“The truth about stories is that that’s all we are.” –Thomas King, The Truth About Stories
Current K-12 teaching about Native Americans tends to focus solely on the past—the long-dead past. This gives students the impression that Native peoples no longer exist and the treatment of their cultural practices and symbols are fair game for misappropriation, disrespect and abuse. By not including real, living, contemporary Native peoples in discussion of Native experiences, we are doing these populations and our students a huge disservice. Our silence leads to ignorance.
I can say this with confidence because every non-Native student I have encountered in the teaching of Contemporary Indigenous Rhetorics at the college level has openly admitted that they know nothing beyond “pilgrims and Indians,” a little bit of historical life practices for a random and minimal selection of nations (e.g., foods the Iroquois ate pre-contact and costumes worn by Inuit women for marriage ceremonies), that abhorrent Thanksgiving myth and Disney’s Pocahontas. As educators, we are responsible for educating students and sharing with them the truth about the world. In doing so, they are better equipped to navigate it. But when it comes to discussing and representing Indigenous peoples, we fall woefully short of the mark.
The inclusion of contemporary Native American cultures matters. You may not have the luxury of spending an entire unit on contemporary Native peoples, but every little bit of new knowledge that you can incorporate will open your students’ eyes a little wider to reality. And the widening of those eyes means that Indigenous peoples will become more visible. Everyone benefits, so consider using some of the information below as you develop and rethink your approach.
- For K-12 books written by Indigenous authors, visit Birchbark Books’ educators’ page.
- For titles and descriptions of movies written, directed and acted primarily by Native American practitioners and artists, visit the American Indian Film Festival.
- For news and journalism from Indigenous perspectives, visit Indian Country Today.
- For streaming music by current Native songwriters and musicians (both traditional powwow and contemporary offerings such as blues, country and rap), visit NativeRadio.
- For Native American fashion trends and designers, visit Beyond Buckskin or read Native Max.
- For current political and tribal governance information, pick a nation and visit its official website (e.g., the Osage Nation, Eastern Band of Cherokee or Citizen Potawatomi Nation). Most nations have official websites, so a Google search with the tribe’s name and “official website” should suffice.
- For Native American stand-up comedy, check out JR Redwater, Jim Ruel and the Ladies of Native Comedy.
For an introduction to the history of Indigenous enslavement on land that is now the United States, stream our 12-minute classroom film The Forgotten Slavery of Our Ancestors, appropriate for grades 6-12.

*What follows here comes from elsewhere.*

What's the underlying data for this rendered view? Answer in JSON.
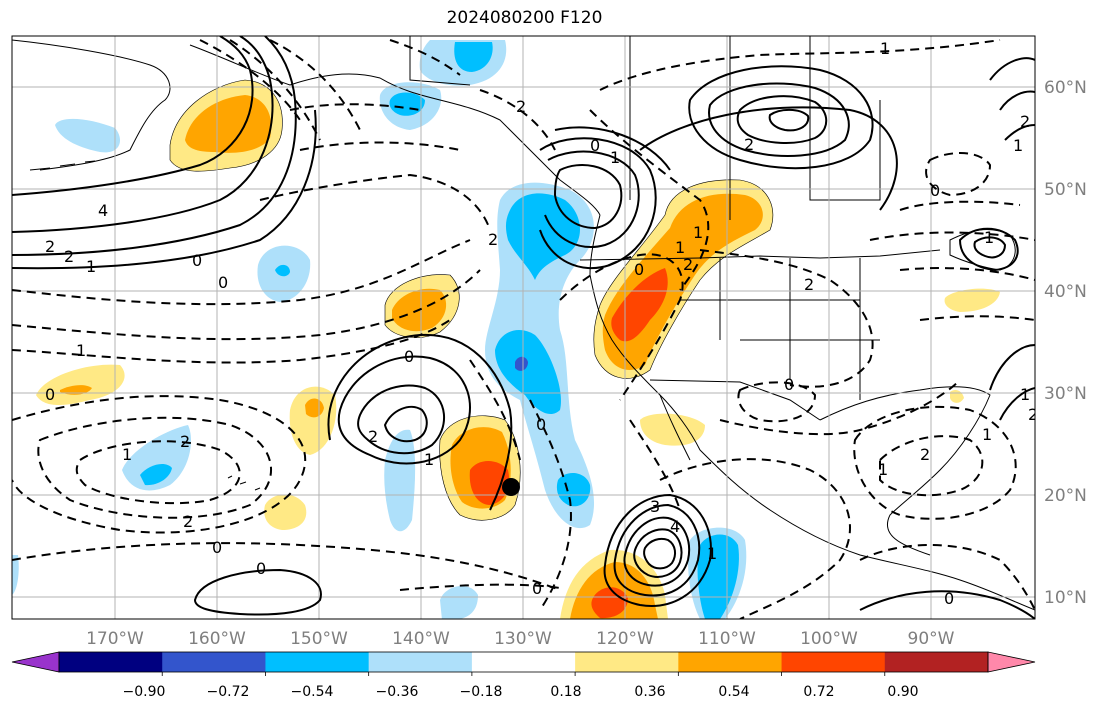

I’ve used these resources to provide more nuanced information about Native cultures in my own classes. Three weeks into my Introduction to Contemporary Indigenous Rhetorics course, during a discussion of Thomas King’s The Truth About Stories, a student spoke up, “More people need to be aware of these issues and these peoples. We need to do something about this!”
Instead of saying, “Well, that’s not in the syllabus,” I responded, “What do you want to do?”
This open invitation to a group of critically engaged, energetic, caring students resulted in an Indigenous Awareness event during our campus Diversity Week. The conversation evolved from an idea to a tangible event attended by over 100 students; from a discussion-based class to a lively, collaborative act of public activism that grew spontaneously and holistically out of a simple plea.
This simple-yet-complex idea compelled my students to take action in a substantial way. King repeats this assertion—“The truth about stories is that’s all we are”—throughout his book, and it prompted my students to ask, “Who is telling the story? How do our stories shape and define us? When do stories hurt and when do they help?” These are questions that reverberated throughout our early conversations. Three weeks into the semester, having started with next-to-zero knowledge about contemporary Indigenous peoples, they decided that this subject was important enough to share with the entire school.
The education landscape is riddled with severe budget cuts, the frustrating reality of mandated curricular objectives and the potentially devastating effects of standardized testing. But as my students have proven, if they are given the right environment for critical engagement with true stories of living Native peoples, the end result can be something that transcends conventional expectations and rises to the level of creating more accurate memories and planting more truthful seeds.